Plus brut et moins lyrique que ses œuvres suivantes, Mimic témoigne pourtant de la même obsession : la transformation du corps et les dérives de la science. Le film capture cette horreur biologique à la frontière du réalisme et du cauchemar. Les amateurs de mutations terrifiantes peuvent poursuivre avec La Mouche (1986) de David Cronenberg ou Under the Skin (2014) de Jonathan Glazer.
3. Blade II (2002)
En reprenant la saga avec Blade II (2002), Guillermo del Toro insuffle sa touche organique et baroque au mythe du vampire. Les « Reapers », vampires mutants qui s’attaquent à leurs propres congénères, incarnent un stade supérieur de la prédation : des créatures effilées, à la mâchoire fendue, terrifiantes mais fascinantes.
Ce second volet, plus stylisé et plus gothique, témoigne de sa maîtrise de la lumière et de la chair, du sang et du métal. Derrière l’action furieuse, le cinéaste interroge encore une fois la monstruosité comme reflet de l’homme. Pour prolonger cette esthétique vampirique et nihiliste, tentez 30 Jours de nuit (2007) ou Let the Right One In (2008).
2. Le Labyrinthe de Pan (2006)
C’est sans doute l’une des plus grandes créations de Guillermo del Toro. Le Faune, mi-bouc, mi-arbre, surgit d’un labyrinthe pour guider Ofelia, fillette échappant aux horreurs du franquisme. Mais peut-on lui faire confiance ? Son visage grave et son langage énigmatique nourrissent un doute constant : ange gardien ou messager de la mort ?
Dans Le Labyrinthe de Pan (2006), il y a aussi le Pale Man, cet étrange personnage dépourvu d’yeux, qu’il place dans les paumes de ses mains pour voir ses proies… provoquant un certain malaise chez le spectateur.
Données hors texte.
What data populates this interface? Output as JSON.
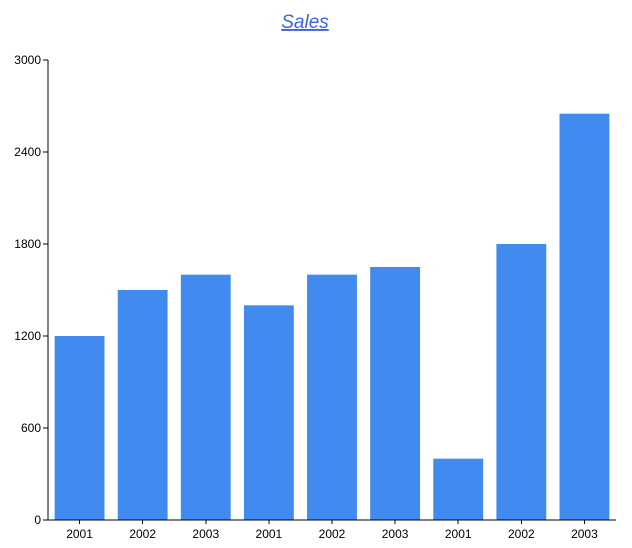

Guillermo del Toro filme ici la foi de l’enfance et la cruauté du réel avec une justesse bouleversante. Pour prolonger ce voyage entre rêve et cauchemar, regardez Coraline (2009) ou Dark Crystal (1982), autres fables sombres où la pureté affronte la peur.
1. Frankenstein (2025)
C’est le rêve de toute une vie pour Guillermo del Toro. Depuis ses débuts, il veut adapter l’histoire de Mary Shelley, roman fondateur du mythe du monstre incompris. Sa version de Frankenstein (2025), avec Jacob Elordi, Oscar Isaac, Andrew Garfield et Mia Goth, en est une relecture poignante : celle d’un être créé par l’homme, rejeté par tous, et en quête d’amour. Dans la peau rafistolée de la créature, Jacob Elordi paraît totalement effrayant dans un premier temps, avant de s’adoucir.
Guillermo del Toro voit en lui non pas un monstre, mais une victime du regard des autres — l’aboutissement de tout son cinéma, entre mélancolie et humanisme. Si vous avez déjà vu et apprécié le film, n’hésitez pas à voir ou revoir L’Étrange créature du lac noir (1954), qui, comme ce Frankenstein, nous rappelle que la véritable horreur réside dans la solitude.